February 14, 2010
A Great Sounding Nomad
She’s a self described nomad who has incorporated elements of her travelling as well as other bits of life into a deep, exciting hodgepodge of songs. What is particularly homogeneous about this artist, which is quite rare for such a varied repetoire, is the fact that her music displays a unique voice that makes it enjoying to hear in many aspects.
It’s pop without the scandal and superficial texture, with elements of rock that aren’t built to kill your eardrums, combined with singing that is as delicate as classical music without the boredom or foreign colloquy.
Teresa Riley, or “T” as she likes to be called, has an eclectic set of answers to my mainly plain set of questions.
PHIL: You’re a great singer and an equally great songwriter. Which part of your music is more enjoyable to do, and which is easier, in your opinion?

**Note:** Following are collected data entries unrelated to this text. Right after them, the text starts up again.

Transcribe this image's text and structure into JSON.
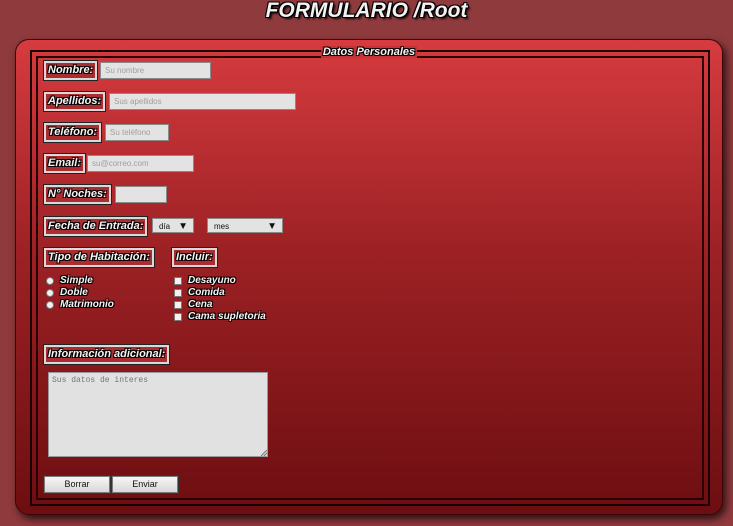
{
  "page": {
    "title": "FORMULARIO /Root"
  },
  "fieldset": {
    "legend": "Datos Personales"
  },
  "fields": {
    "nombre": {
      "label": "Nombre:",
      "placeholder": "Su nombre"
    },
    "apellidos": {
      "label": "Apellidos:",
      "placeholder": "Sus apellidos"
    },
    "telefono": {
      "label": "Teléfono:",
      "placeholder": "Su teléfono"
    },
    "email": {
      "label": "Email:",
      "placeholder": "su@correo.com"
    },
    "noches": {
      "label": "N° Noches:",
      "placeholder": ""
    },
    "fecha": {
      "label": "Fecha de Entrada:",
      "dia": "día",
      "mes": "mes"
    }
  },
  "habitacion": {
    "label": "Tipo de Habitación:",
    "options": [
      "Simple",
      "Doble",
      "Matrimonio"
    ]
  },
  "incluir": {
    "label": "Incluir:",
    "options": [
      "Desayuno",
      "Comida",
      "Cena",
      "Cama supletoria"
    ]
  },
  "info": {
    "label": "Información adicional:",
    "placeholder": "Sus datos de interes"
  },
  "buttons": {
    "reset": "Borrar",
    "submit": "Enviar"
  }
}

TERESA: Thank you very much for the compliment! That is a tough question to answer, but I think singing is more enjoyable, but songwriting is more like something that must be done or else I’ll explode! An analogy might be that singing is like running along a beach or dancing, and songwriting is like going to the bathroom. And the high you get from writing a song that you like is unexplainable!
PHIL: Some say that your music “does not require fast forwarding to get to the good stuff, and gets better with each listen”. Would you say that your material ages like a wine vintage, and do you believe that your fans out there will still owns technology that features “fast forwarding”?
TERESA: All of my favorite albums usually start out with me thinking it is just ok, with a couple stand out hits. Then after a few listens, other songs slowly grab me, and I am in love with the whole album and my old favourite songs are no longer my favourite songs. From what I am told, this is kind of the affect my album has had on some people. It had it on me too, but I am way too close to it to be objective about it.